Adam took her wrist to stop her movements. “Kate.”
She looked up at him then and couldn’t help but speak to him with the honesty she had with him in high school. To a point. “I need some time. I need to figure out how to move on without leaning on you. You need to move on. Fix your company, teach your class, meet some … other people.” She felt the tears prick and refused to let them fall. “You can’t be here all the time, taking care of me, waiting for me. It’s like when we were in college—I need to figure this out on my own.”
He let go of her wrist and sighed. “If that’s really what you want, Kate.”
“It is.” She was relieved and sad at the same time. How Adam instilled such contradictory feelings within her, she couldn’t imagine. “I’m grateful that we’re friends, that we had some … time … together—”
“Grateful?” If it had been anyone by Adam, Kate would have felt like a complete idiot. But he just cocked a brow and pulled a half smile. “You’re really bad at this breakup thing, aren’t you?”
They both chuckled sadly. “You need to go back to California, Adam.
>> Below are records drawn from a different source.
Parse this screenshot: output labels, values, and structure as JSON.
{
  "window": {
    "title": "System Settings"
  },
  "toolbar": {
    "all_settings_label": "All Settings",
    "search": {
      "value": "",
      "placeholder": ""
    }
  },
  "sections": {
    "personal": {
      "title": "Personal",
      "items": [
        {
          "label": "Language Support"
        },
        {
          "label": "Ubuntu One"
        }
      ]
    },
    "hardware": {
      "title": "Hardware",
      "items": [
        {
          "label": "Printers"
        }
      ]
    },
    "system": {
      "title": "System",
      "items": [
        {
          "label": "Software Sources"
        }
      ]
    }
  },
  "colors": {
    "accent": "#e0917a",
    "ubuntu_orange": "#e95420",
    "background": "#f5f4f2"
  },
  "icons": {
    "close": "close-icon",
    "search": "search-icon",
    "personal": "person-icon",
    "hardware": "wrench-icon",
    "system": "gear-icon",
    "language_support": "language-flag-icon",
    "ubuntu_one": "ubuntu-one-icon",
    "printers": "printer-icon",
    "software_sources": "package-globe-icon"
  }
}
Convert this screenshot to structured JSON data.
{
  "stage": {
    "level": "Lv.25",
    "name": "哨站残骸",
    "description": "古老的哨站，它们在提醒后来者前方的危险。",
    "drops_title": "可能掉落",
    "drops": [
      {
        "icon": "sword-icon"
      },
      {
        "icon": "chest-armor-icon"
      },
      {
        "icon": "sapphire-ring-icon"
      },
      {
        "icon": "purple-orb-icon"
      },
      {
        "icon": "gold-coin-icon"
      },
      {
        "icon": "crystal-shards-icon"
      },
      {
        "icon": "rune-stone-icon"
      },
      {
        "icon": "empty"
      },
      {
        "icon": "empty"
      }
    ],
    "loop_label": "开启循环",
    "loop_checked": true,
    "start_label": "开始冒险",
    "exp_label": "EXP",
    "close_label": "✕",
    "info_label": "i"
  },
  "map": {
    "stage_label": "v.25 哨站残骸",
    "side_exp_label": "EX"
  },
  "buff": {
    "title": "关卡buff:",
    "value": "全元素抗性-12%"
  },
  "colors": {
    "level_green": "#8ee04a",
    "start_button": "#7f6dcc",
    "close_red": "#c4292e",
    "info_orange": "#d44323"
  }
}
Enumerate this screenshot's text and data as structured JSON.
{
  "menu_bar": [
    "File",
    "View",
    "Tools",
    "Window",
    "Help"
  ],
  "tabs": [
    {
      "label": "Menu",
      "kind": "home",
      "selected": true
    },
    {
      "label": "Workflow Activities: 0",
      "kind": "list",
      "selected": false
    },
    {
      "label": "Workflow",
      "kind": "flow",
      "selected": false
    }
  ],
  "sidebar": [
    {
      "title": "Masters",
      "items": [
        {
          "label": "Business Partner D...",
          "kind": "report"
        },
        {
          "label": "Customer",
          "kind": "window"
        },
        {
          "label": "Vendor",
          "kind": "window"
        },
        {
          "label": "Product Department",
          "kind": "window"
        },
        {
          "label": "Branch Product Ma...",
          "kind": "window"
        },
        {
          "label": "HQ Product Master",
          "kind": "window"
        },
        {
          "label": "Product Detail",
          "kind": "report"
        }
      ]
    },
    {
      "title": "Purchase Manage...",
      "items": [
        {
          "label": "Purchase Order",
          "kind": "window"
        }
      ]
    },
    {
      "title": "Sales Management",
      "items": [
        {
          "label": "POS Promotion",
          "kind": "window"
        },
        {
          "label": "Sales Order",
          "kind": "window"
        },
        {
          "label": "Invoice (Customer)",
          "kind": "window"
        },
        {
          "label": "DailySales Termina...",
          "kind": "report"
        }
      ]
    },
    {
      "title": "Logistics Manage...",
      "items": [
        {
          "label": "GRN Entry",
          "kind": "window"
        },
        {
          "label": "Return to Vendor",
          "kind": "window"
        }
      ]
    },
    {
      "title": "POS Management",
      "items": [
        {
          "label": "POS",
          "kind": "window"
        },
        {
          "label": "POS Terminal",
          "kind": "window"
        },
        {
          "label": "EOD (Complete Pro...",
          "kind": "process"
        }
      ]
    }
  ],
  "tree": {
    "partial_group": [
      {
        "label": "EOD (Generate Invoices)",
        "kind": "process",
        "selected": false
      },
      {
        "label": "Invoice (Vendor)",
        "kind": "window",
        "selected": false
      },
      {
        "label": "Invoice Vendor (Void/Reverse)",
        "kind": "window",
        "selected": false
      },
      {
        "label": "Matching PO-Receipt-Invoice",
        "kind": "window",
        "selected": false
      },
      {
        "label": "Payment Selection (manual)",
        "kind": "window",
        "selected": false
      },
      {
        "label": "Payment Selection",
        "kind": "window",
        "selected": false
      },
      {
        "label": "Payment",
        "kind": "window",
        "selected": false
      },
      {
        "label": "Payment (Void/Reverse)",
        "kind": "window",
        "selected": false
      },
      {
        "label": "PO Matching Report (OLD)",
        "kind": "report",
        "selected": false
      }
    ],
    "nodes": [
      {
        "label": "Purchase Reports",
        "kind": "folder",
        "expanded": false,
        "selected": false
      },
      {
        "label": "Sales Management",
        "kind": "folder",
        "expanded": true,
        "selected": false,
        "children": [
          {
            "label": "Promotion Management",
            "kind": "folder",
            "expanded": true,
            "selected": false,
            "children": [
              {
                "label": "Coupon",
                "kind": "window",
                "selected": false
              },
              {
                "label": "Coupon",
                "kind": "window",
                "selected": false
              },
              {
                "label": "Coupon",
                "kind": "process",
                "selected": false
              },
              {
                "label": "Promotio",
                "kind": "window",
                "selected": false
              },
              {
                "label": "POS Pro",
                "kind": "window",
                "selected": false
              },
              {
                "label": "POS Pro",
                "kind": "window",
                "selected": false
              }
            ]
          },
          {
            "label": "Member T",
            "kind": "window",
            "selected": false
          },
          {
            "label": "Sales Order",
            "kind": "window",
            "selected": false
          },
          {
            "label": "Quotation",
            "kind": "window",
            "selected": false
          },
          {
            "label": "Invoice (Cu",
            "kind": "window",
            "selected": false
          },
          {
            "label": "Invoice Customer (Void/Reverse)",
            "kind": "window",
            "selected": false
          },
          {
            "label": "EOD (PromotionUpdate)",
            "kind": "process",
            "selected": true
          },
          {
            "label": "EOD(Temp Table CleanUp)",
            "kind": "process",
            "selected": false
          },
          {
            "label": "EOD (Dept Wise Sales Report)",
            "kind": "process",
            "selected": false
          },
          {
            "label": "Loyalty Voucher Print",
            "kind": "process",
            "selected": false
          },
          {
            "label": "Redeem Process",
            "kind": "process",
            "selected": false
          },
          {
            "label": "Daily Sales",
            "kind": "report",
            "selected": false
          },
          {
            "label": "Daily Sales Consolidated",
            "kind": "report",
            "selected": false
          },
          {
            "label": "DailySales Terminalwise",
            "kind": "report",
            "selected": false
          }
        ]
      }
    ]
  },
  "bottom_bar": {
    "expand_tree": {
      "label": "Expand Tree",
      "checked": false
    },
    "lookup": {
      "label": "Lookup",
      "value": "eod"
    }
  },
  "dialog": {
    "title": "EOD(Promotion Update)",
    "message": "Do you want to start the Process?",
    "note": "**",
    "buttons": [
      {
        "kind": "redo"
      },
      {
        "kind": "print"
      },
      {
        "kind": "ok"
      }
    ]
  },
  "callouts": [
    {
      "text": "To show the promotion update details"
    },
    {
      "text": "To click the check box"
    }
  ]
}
Maybe not to Palo Alto, but back to the Bay Area where your friends are.”
It was an easier goodbye when Kate knew she had to get to the office. She sat upright in a lounge chair outside her boss’s door as his assistant arrived for the day. The older woman just shook her head at Kate and didn’t say a word. Nor did her boss say a word or even look her way as he strode right by her on his way to his desk. Kate waited a few beats, heard him hang his coat and clear this throat, as if just wanting to make her squirm for a little longer. She wouldn’t give him the satisfaction. She smiled at his assistant, who silently shook her head again.
“Get in here!” finally came the bellow.
Kate rose slowly, smoothed her skirt, and strode lightly into his office. Her boss stared at her from behind his desk, a vein bulging prominently from his forehead.